Approximately 200 g of the dried material was extracted using 600 ml of de-ionized water by heating at 60℃ for one hour in a water bath (Stuart SWB series). The solution was allowed to cool and filtered using 125 mm Whatman filter paper 1. The filtrate was transferred into a lyophilizer flask and dried by lyophilization for two days. The dried plant material was stored in a clean, dry, and labeled reagent bottle and stored in a refrigerator at 4℃ [10].

Phytochemical screening

The screening of phytochemical constituents was done to determine the existence or non-existence of the phytochemicals [11]. This was done by visual inspection of colour changes or precipitation [12, 13].

Test for tannins

Approximately 5mg of the plant powder was weighed and put in a test tube. A few drops of FeCl3 and 10ml of distilled water were added and the solution boiled in a water bath. The presence of a blue-black precipitate indicated the presence of tannins in the test samples [14].

Test for alkaloids

For the test of alkaloids 5mg plant powder was taken and dissolved in 10ml of methanol. The solution was boiled in a water bath and filtered using a Whatman filter paper 1. Exactly 1 ml of 1% HCl was added, and then 6 drops of Dragendorff reagent was added to the mixture. The presence of alkaloids was indicated by the formation of a brownish-red precipitate [14].

Test for saponins

Approximately 5mg of the powder was weighed, transferred into a test tube, and dissolved in 5 ml of distilled water. The solution was filtered and 0.5ml of the filtrate was diluted to 5ml with distilled water. After vigorous shaking of the solution for 2 min, a stable foam formed showing the existence of saponins [14].

Test for flavonoids

To 3ml of the aqueous filtrate 3ml of dilute ammonia solution was added, followed by concentrated sulphuric acid. The presence of flavonoids was indicated by yellow colouration [14].

Test for steroids

For the test of steroids, 10 ml of distilled water was added to 5mg of the plant powder. The solution was filtered and to 1ml of the filtrate 1ml of chloroform and 1.5ml of concentrated sulphuric acid were added. The formation of a reddish-brown colour at the interface indicated the presence of steroids [15].

Test for coumarins

Approximately 1 ml of the aqueous filtrate was added to 1 ml of 10% sodium hydroxide solution. The appearance of a yellow colour indicated the presence of coumarins [15].

Test for terpenoids

Approximately 5mg of the plant powder was dissolved in 10 ml of chloroform. The solution was filtered and 3ml of concentrated sulphuric acid was added to 2ml of the filtrate. The presence of terpenoids was depicted by the reddish-brown ring formed at the interface [16].
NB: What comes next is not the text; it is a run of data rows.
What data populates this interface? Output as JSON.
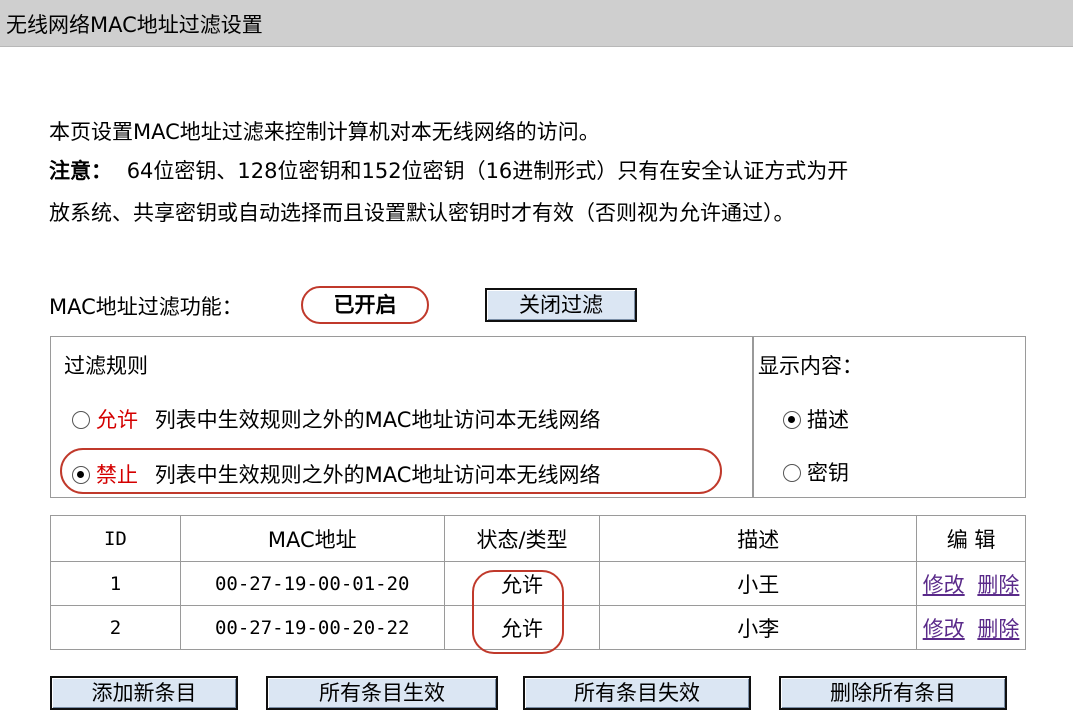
{
  "window": {
    "title": "无线网络MAC地址过滤设置"
  },
  "intro": "本页设置MAC地址过滤来控制计算机对本无线网络的访问。",
  "note": {
    "label": "注意：",
    "line1": "64位密钥、128位密钥和152位密钥（16进制形式）只有在安全认证方式为开",
    "line2": "放系统、共享密钥或自动选择而且设置默认密钥时才有效（否则视为允许通过）。"
  },
  "filter": {
    "label": "MAC地址过滤功能：",
    "status": "已开启",
    "toggle_button": "关闭过滤"
  },
  "rules": {
    "title": "过滤规则",
    "allow_keyword": "允许",
    "allow_text": "列表中生效规则之外的MAC地址访问本无线网络",
    "deny_keyword": "禁止",
    "deny_text": "列表中生效规则之外的MAC地址访问本无线网络",
    "selected": "deny"
  },
  "display": {
    "title": "显示内容：",
    "option_desc": "描述",
    "option_key": "密钥",
    "selected": "desc"
  },
  "table": {
    "headers": {
      "id": "ID",
      "mac": "MAC地址",
      "status": "状态/类型",
      "desc": "描述",
      "edit": "编 辑"
    },
    "rows": [
      {
        "id": "1",
        "mac": "00-27-19-00-01-20",
        "status": "允许",
        "desc": "小王",
        "modify": "修改",
        "delete": "删除"
      },
      {
        "id": "2",
        "mac": "00-27-19-00-20-22",
        "status": "允许",
        "desc": "小李",
        "modify": "修改",
        "delete": "删除"
      }
    ]
  },
  "actions": {
    "add": "添加新条目",
    "enable_all": "所有条目生效",
    "disable_all": "所有条目失效",
    "delete_all": "删除所有条目"
  }
}
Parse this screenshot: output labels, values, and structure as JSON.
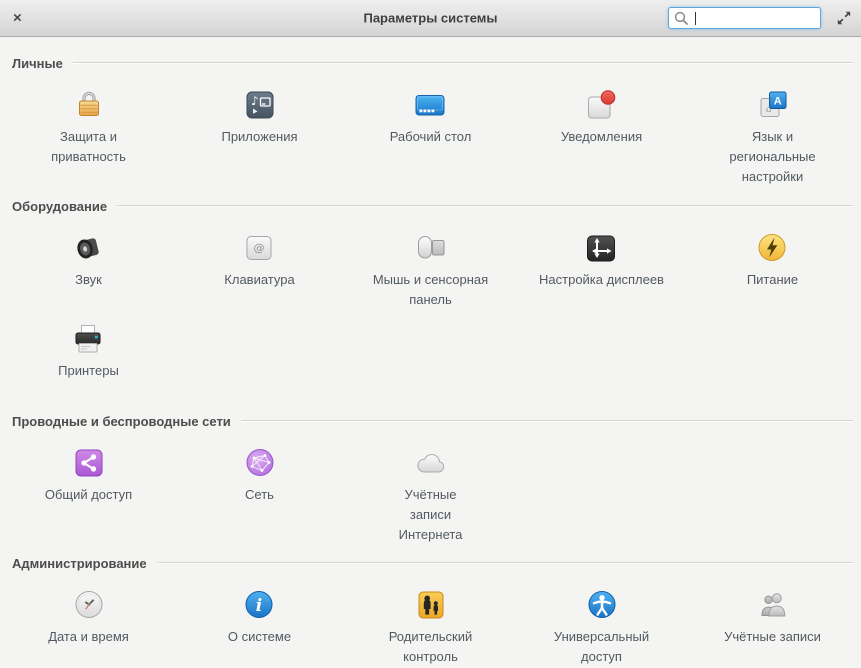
{
  "window": {
    "title": "Параметры системы",
    "close_glyph": "×"
  },
  "search": {
    "placeholder": "",
    "value": ""
  },
  "accent_colors": {
    "search_focus_border": "#56a7e2",
    "headerbar_top": "#efefef",
    "headerbar_bottom": "#d4d4d4",
    "background": "#f4f4f2"
  },
  "sections": [
    {
      "label": "Личные",
      "items": [
        {
          "label": "Защита и приватность",
          "icon": "lock-icon"
        },
        {
          "label": "Приложения",
          "icon": "applications-icon"
        },
        {
          "label": "Рабочий стол",
          "icon": "desktop-icon"
        },
        {
          "label": "Уведомления",
          "icon": "notifications-icon"
        },
        {
          "label": "Язык и региональные настройки",
          "icon": "language-icon"
        }
      ]
    },
    {
      "label": "Оборудование",
      "items": [
        {
          "label": "Звук",
          "icon": "speaker-icon"
        },
        {
          "label": "Клавиатура",
          "icon": "keyboard-icon"
        },
        {
          "label": "Мышь и сенсорная панель",
          "icon": "mouse-touchpad-icon"
        },
        {
          "label": "Настройка дисплеев",
          "icon": "display-icon"
        },
        {
          "label": "Питание",
          "icon": "power-icon"
        },
        {
          "label": "Принтеры",
          "icon": "printer-icon"
        }
      ]
    },
    {
      "label": "Проводные и беспроводные сети",
      "items": [
        {
          "label": "Общий доступ",
          "icon": "share-icon"
        },
        {
          "label": "Сеть",
          "icon": "network-icon"
        },
        {
          "label": "Учётные записи Интернета",
          "icon": "cloud-icon"
        }
      ]
    },
    {
      "label": "Администрирование",
      "items": [
        {
          "label": "Дата и время",
          "icon": "clock-icon"
        },
        {
          "label": "О системе",
          "icon": "info-icon"
        },
        {
          "label": "Родительский контроль",
          "icon": "parental-controls-icon"
        },
        {
          "label": "Универсальный доступ",
          "icon": "accessibility-icon"
        },
        {
          "label": "Учётные записи",
          "icon": "user-accounts-icon"
        }
      ]
    }
  ]
}
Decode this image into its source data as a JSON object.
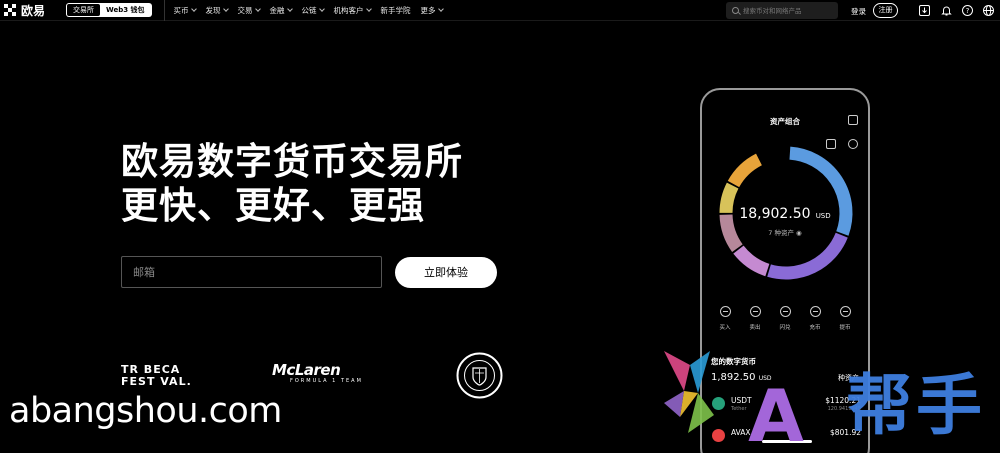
{
  "nav": {
    "logo_text": "欧易",
    "mode_tabs": [
      "交易所",
      "Web3 钱包"
    ],
    "menu": [
      {
        "label": "买币",
        "dropdown": true
      },
      {
        "label": "发现",
        "dropdown": true
      },
      {
        "label": "交易",
        "dropdown": true
      },
      {
        "label": "金融",
        "dropdown": true
      },
      {
        "label": "公链",
        "dropdown": true
      },
      {
        "label": "机构客户",
        "dropdown": true
      },
      {
        "label": "新手学院",
        "dropdown": false
      },
      {
        "label": "更多",
        "dropdown": true
      }
    ],
    "search_placeholder": "搜索币对和网络产品",
    "login": "登录",
    "register": "注册",
    "icons": [
      "download-icon",
      "bell-icon",
      "help-icon",
      "globe-icon"
    ]
  },
  "hero": {
    "headline_line1": "欧易数字货币交易所",
    "headline_line2": "更快、更好、更强",
    "email_placeholder": "邮箱",
    "cta_label": "立即体验"
  },
  "partners": {
    "tribeca_line1": "TR BECA",
    "tribeca_line2": "FEST VAL.",
    "mclaren_name": "McLaren",
    "mclaren_sub": "FORMULA 1 TEAM",
    "mancity_text": "MANCHESTER CITY"
  },
  "phone": {
    "title": "资产组合",
    "balance_amount": "18,902.50",
    "balance_currency": "USD",
    "asset_count": "7 种资产",
    "ring_segments": [
      {
        "color": "#5b9be0",
        "share": 0.3
      },
      {
        "color": "#8a6bd6",
        "share": 0.24
      },
      {
        "color": "#c58ad1",
        "share": 0.1
      },
      {
        "color": "#b6889a",
        "share": 0.1
      },
      {
        "color": "#d8c35a",
        "share": 0.08
      },
      {
        "color": "#e8a43a",
        "share": 0.1
      }
    ],
    "actions": [
      "买入",
      "卖出",
      "闪兑",
      "充币",
      "提币"
    ],
    "section_title": "您的数字货币",
    "section_amount": "1,892.50",
    "section_currency": "USD",
    "section_right": "种资产",
    "coins": [
      {
        "symbol": "USDT",
        "name": "Tether",
        "value": "$1120.21",
        "qty": "120.9419945",
        "color": "#26a17b"
      },
      {
        "symbol": "AVAX",
        "name": "",
        "value": "$801.92",
        "qty": "",
        "color": "#e84142"
      }
    ]
  },
  "watermark": {
    "site": "abangshou.com",
    "cn": "帮手",
    "letter": "A"
  }
}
Test for cardiac glycosides

The presence of cardiac glycosides was determined by taking 2ml of aqueous filtrate and reacting it with 1ml of glacial acetic acid containing a few drops of FeCl3. Exactly 6 drops of concentrated sulphuric acid were then added to the solution. The green–blue colour formed showed cardiac glycosides were present [15].

Test for phenols

Approximately 5mg of the plant material was dissolved in 10 ml of absolute ethanol and boiled for 10 min. The solution was filtered after cooling and a few drops of ferric chloride was added to the filtrate. The phenol's presence was shown by a green precipitate formed at the interface [17].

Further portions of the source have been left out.